In building this “anti-Maoist” front the revisionists, not unexpectedly, are getting a little help from their friends. The Guardian newspaper, which even in its most “anti-revisionist” period was never willing to take a firm stand of opposition to the USSR, has now put the Soviet Union under its “socialist world” column and declared that “China’s class-collaborationist line” is “the principal deviation from Marxism-Leninism in the international movement,” even more of a deviation, according to the Guardian, than Soviet revisionism. As for the “Revolutionary” Communist Party, it has already outdistanced Gus Hall’s group in its social practice of building the “anti-Maoist” crusade by physically attacking Chinese government offices in the U.S., defacing Chinese cultural exhibits and threatening to assassinate China’s leaders.
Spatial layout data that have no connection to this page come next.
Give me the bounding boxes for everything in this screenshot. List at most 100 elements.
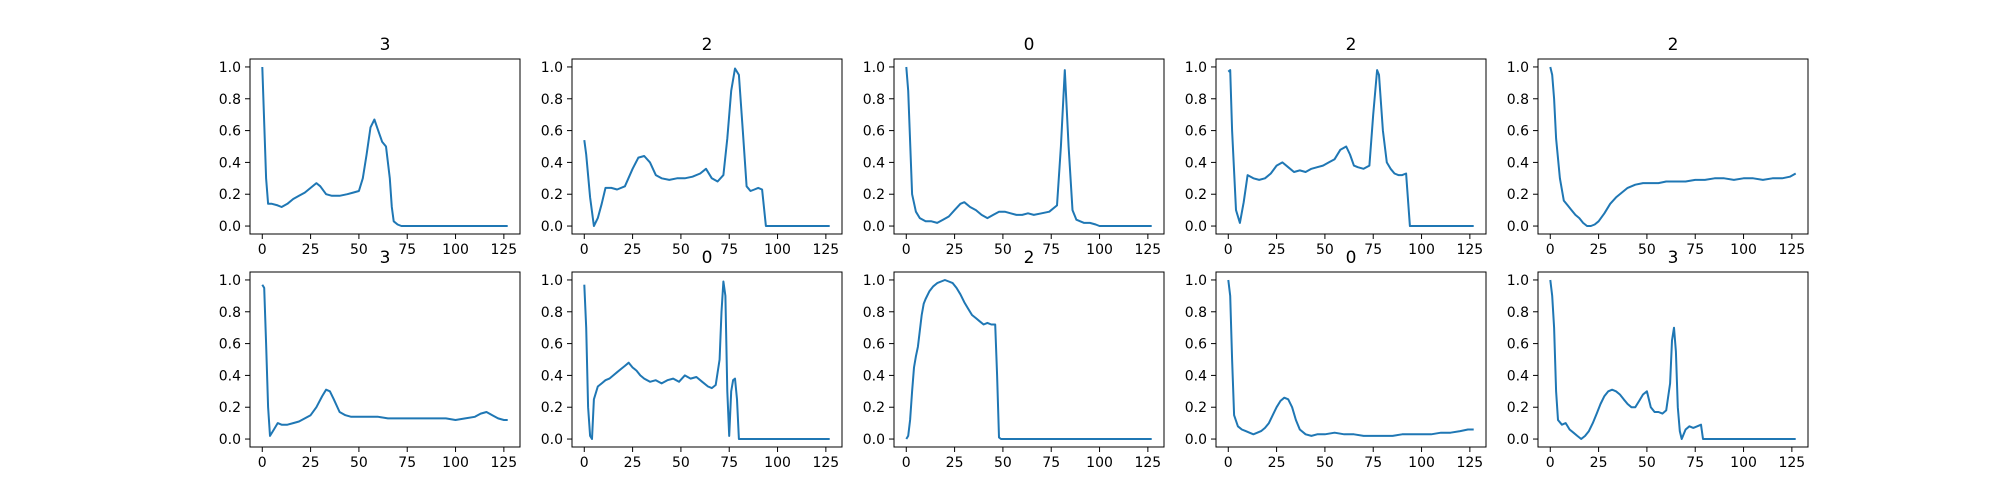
x-tick-label: 25 [946, 455, 964, 471]
y-tick-label: 0.2 [863, 187, 885, 203]
y-tick-label: 1.0 [219, 60, 241, 76]
y-tick-label: 0.0 [219, 432, 241, 448]
subplot-title: 0 [1024, 35, 1035, 55]
subplot-title: 3 [380, 248, 391, 268]
y-tick-label: 0.4 [219, 368, 241, 384]
x-tick-label: 75 [720, 242, 738, 258]
subplot-6: 3 0 25 50 75 100 125 0.0 0.2 0.4 0.6 0.8 1.0 [219, 248, 521, 471]
y-tick-label: 0.2 [1185, 187, 1207, 203]
subplot-5: 2 0 25 50 75 100 125 0.0 0.2 0.4 0.6 0.8 1.0 [1507, 35, 1809, 258]
series-line [583, 280, 830, 440]
y-tick-label: 0.4 [1507, 155, 1529, 171]
x-tick-label: 50 [672, 242, 690, 258]
x-tick-label: 25 [946, 242, 964, 258]
subplot-grid: 3 0 25 50 75 100 125 0.0 0.2 0.4 0.6 0.8 1.0 2 0 25 50 75… [219, 35, 1809, 471]
y-tick-label: 0.2 [219, 187, 241, 203]
x-tick-label: 50 [1638, 455, 1656, 471]
x-tick-label: 100 [442, 242, 469, 258]
series-line [583, 67, 830, 227]
series-line [1227, 69, 1474, 227]
axes-frame [1215, 58, 1487, 235]
y-tick-label: 1.0 [1507, 273, 1529, 289]
x-tick-label: 75 [1042, 455, 1060, 471]
x-tick-label: 0 [1224, 242, 1233, 258]
axes-frame [249, 58, 521, 235]
y-tick-label: 0.6 [219, 124, 241, 140]
y-tick-label: 0.8 [219, 305, 241, 321]
x-tick-label: 125 [490, 242, 517, 258]
axes-frame [249, 271, 521, 448]
y-tick-label: 0.6 [863, 337, 885, 353]
y-tick-label: 0.4 [541, 155, 563, 171]
subplot-3: 0 0 25 50 75 100 125 0.0 0.2 0.4 0.6 0.8 1.0 [863, 35, 1165, 258]
subplot-title: 3 [1668, 248, 1679, 268]
y-tick-label: 0.8 [863, 305, 885, 321]
series-line [905, 279, 1152, 440]
x-tick-label: 50 [350, 455, 368, 471]
subplot-2: 2 0 25 50 75 100 125 0.0 0.2 0.4 0.6 0.8 1.0 [541, 35, 843, 258]
x-tick-label: 0 [580, 455, 589, 471]
subplot-title: 0 [702, 248, 713, 268]
x-tick-label: 25 [1268, 455, 1286, 471]
subplot-title: 2 [1024, 248, 1035, 268]
y-tick-label: 0.6 [1507, 124, 1529, 140]
subplot-title: 2 [1668, 35, 1679, 55]
y-tick-label: 0.0 [1185, 219, 1207, 235]
y-tick-label: 0.4 [1185, 155, 1207, 171]
series-line [1549, 66, 1797, 227]
y-tick-label: 0.6 [1185, 337, 1207, 353]
x-tick-label: 0 [1546, 455, 1555, 471]
axes-frame [571, 271, 843, 448]
subplot-9: 0 0 25 50 75 100 125 0.0 0.2 0.4 0.6 0.8 1.0 [1185, 248, 1487, 471]
y-tick-label: 0.8 [863, 92, 885, 108]
x-tick-label: 125 [1456, 242, 1483, 258]
subplot-title: 2 [1346, 35, 1357, 55]
x-tick-label: 50 [1638, 242, 1656, 258]
x-tick-label: 0 [1546, 242, 1555, 258]
y-tick-label: 0.0 [1507, 432, 1529, 448]
y-tick-label: 0.6 [541, 337, 563, 353]
x-tick-label: 0 [1224, 455, 1233, 471]
y-tick-label: 0.4 [1507, 368, 1529, 384]
y-tick-label: 0.4 [863, 155, 885, 171]
x-tick-label: 100 [764, 242, 791, 258]
y-tick-label: 0.8 [219, 92, 241, 108]
subplot-4: 2 0 25 50 75 100 125 0.0 0.2 0.4 0.6 0.8 1.0 [1185, 35, 1487, 258]
subplot-title: 2 [702, 35, 713, 55]
y-tick-label: 0.8 [1507, 305, 1529, 321]
x-tick-label: 0 [258, 242, 267, 258]
y-tick-label: 1.0 [863, 60, 885, 76]
y-tick-label: 1.0 [863, 273, 885, 289]
y-tick-label: 0.0 [219, 219, 241, 235]
y-tick-label: 0.6 [541, 124, 563, 140]
x-tick-label: 25 [302, 455, 320, 471]
y-tick-label: 0.6 [219, 337, 241, 353]
x-tick-label: 100 [1408, 455, 1435, 471]
x-tick-label: 75 [1686, 455, 1704, 471]
series-line [261, 66, 508, 227]
y-tick-label: 0.8 [541, 305, 563, 321]
y-tick-label: 0.2 [1507, 187, 1529, 203]
x-tick-label: 25 [302, 242, 320, 258]
x-tick-label: 25 [624, 242, 642, 258]
series-line [1549, 279, 1796, 440]
y-tick-label: 0.6 [863, 124, 885, 140]
x-tick-label: 25 [1590, 242, 1608, 258]
x-tick-label: 125 [1456, 455, 1483, 471]
x-tick-label: 50 [1316, 455, 1334, 471]
x-tick-label: 125 [812, 455, 839, 471]
x-tick-label: 0 [580, 242, 589, 258]
y-tick-label: 0.2 [219, 400, 241, 416]
x-tick-label: 100 [1086, 455, 1113, 471]
x-tick-label: 100 [1730, 242, 1757, 258]
y-tick-label: 0.4 [219, 155, 241, 171]
y-tick-label: 0.2 [863, 400, 885, 416]
x-tick-label: 25 [624, 455, 642, 471]
x-tick-label: 75 [1042, 242, 1060, 258]
x-tick-label: 100 [442, 455, 469, 471]
y-tick-label: 0.4 [863, 368, 885, 384]
axes-frame [893, 58, 1165, 235]
x-tick-label: 125 [1778, 455, 1805, 471]
x-tick-label: 0 [902, 455, 911, 471]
All this is reminiscent of how the Hitler fascists got a helping hand from Leon Trotsky and his group of international splitters inside the communist movement. When Stalin sought a collective security arrangement with the West against Hitler, the Trotskyites of the 1930s denounced it as an “incitement to war” in the very same way that the RCP and Guardian are denouncing China’s effort to delay the outbreak of war today by seeking unity against Soviet hegemonism.

Some people may be taken in at first. Certainly, Hitler succeeded in fooling many people at first, even donning the cloak of “national socialism” to appeal to the left and the workers’ movement. Today, the international picture is even more complicated than it was in those days, and the truth about what is taking place in Indochina, Angola or the African Horn is not always easy to see at first glance.

But history will show the “anti-Maoist” crusade to be one of the supreme Big Lies of all time. Whatever smokescreen it is able to provide temporarily will be torn away, and the naked aggression of the Soviet Union will be seen clearly behind it.